At the beginning of the nineteenth century,
the guiding principle of English style in tailoring became focused on the cut
and fit. The general practice of cutting by patterns was realized to be
inadequate and tailors searched for a system in which they could draft out
garments which would fit well and still retain their style and elegance. This
search lead to a revolution on the art of cutting, and was probably sparked by
the invention of the tape measure early in this century.
Where exactly the tape measure came from is
unknown, although there were several tailors who claimed to be its inventor. It
was probably not until the second quarter of the century that the tape measure
was generally accepted. The tape measure, a yard long and marked in inches,
drew attention to the comparative relations that exist between the various
parts of the body. It was found that the length to the waist was half, the
chest width one third, the back one third, the scye one third, and the side length
of the body one fourth of the breast measurement taken under the arms round the
body. From these observations the tailor worked out the first simple drafting
system and so began an entirely new approach to cutting based on the
application of geometric rules and principles to the anatomical proportions of
the human figure.
It is most interesting to find that early
literature on tailoring is extremely rare which is what I had gathered, however
this new approach brought tailors to print and create their own particular
system. The earlier the patterns, the simpler they were as well as being so
brief that is it almost impossible for anyone to gain if any information from
them. Individual tailors would use their own methods that may have been
personal to their own understanding, this would explain some of the period
patterns which I have examined in the past as I have found them to be very
difficult to interpret. However, tailors were slowly progressing and
intelligent ones soon realized that the simple breast measure system was only
suitable to well-proportioned figures, and that most cases additional
measurements were necessary.
In the middle of the century, a much more
serious study of the problem was undertaken by a German Mathematician, Dr.
Henry Wampen who published The
Mathematical Art of Cutting Garments According to the Different Formation of
Men’s Bodies in 1834, as well as Mathematical
Instructions in Constructing Models for Draping the Human Figure in 1863. These
are rather like scientific textbooks than a suitable guide for tailors,
however, a great part of the information it contained was of great value and
could be applied to various systems. He also introduced the principle known as
gradation.
The old system of cutting from patterns
continued but the pattern blocks were now drafted from some basic system and
adapted to the measurement and anatomy of the individual customer. For
wholesale mass production these patterns were scaled to suit the main figure
types. This method is also suitable for historical costume cutting for theatre.
Even though much progress has been made, no system in unfaultable as the human
body varies infinitely structurally and mathematically which is still a
challenge to the tailors skill.
“Observe
a man well before measuring him.”
-
M. Boullay
Cutting out a garment may be the most
important part, but it is not the whole art of tailoring.
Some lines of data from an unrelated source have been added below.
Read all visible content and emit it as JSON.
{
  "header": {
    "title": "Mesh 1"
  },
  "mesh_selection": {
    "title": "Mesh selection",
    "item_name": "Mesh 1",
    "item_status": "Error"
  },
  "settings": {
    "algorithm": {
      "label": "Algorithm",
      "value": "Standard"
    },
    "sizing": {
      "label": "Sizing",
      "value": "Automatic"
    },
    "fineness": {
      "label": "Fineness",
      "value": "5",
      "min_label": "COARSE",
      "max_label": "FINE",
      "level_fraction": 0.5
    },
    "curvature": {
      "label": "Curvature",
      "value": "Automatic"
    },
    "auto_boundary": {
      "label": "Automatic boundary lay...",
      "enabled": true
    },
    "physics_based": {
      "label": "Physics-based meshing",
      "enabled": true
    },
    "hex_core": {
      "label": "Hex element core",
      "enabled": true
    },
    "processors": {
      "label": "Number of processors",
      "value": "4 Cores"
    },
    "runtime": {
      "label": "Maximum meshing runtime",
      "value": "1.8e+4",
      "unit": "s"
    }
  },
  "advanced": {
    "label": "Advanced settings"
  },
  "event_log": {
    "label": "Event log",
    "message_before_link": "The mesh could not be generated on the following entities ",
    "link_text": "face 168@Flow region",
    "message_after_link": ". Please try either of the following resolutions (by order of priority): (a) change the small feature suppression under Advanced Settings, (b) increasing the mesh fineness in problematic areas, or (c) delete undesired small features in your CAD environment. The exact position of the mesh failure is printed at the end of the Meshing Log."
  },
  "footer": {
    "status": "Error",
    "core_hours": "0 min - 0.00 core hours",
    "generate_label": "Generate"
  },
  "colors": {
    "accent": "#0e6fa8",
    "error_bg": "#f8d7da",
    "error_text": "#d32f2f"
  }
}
The putting together
of a garment - the layers of
interlinings, padding, pressing, sewing is sometimes not fully appreciated by
the client, whose incredible structure and posture are often provided by the
tailor’s canvas and wadding.
The scientific approach has made tailoring
a highly skilled profession, and the various systems, which have been published
from the early nineteenth century down to the present day made such a technical
reading that they can only be appreciated by the trained specialist.
The
History of the Art of Cutting in England by Edward
B. Giles is a book that I will have to research in to in future as it focuses
on early drafting methods, and the development and evolution of various systems
from early literature on tailoring. It is apparent to me that since the second
half of the nineteenth century there has been a continuous stream of trade
journals and books on tailoring, and is more easily accessible than before the
period in time.
This development of the ancient craft of
tailoring has nowadays lead to the mass production of well-cut, well-fitted and
well-made clothes making them available to a vast public. The skills of the
tailor has now reached such an extremely high technical level that is more
along the lines of mathematics than inventive artistry.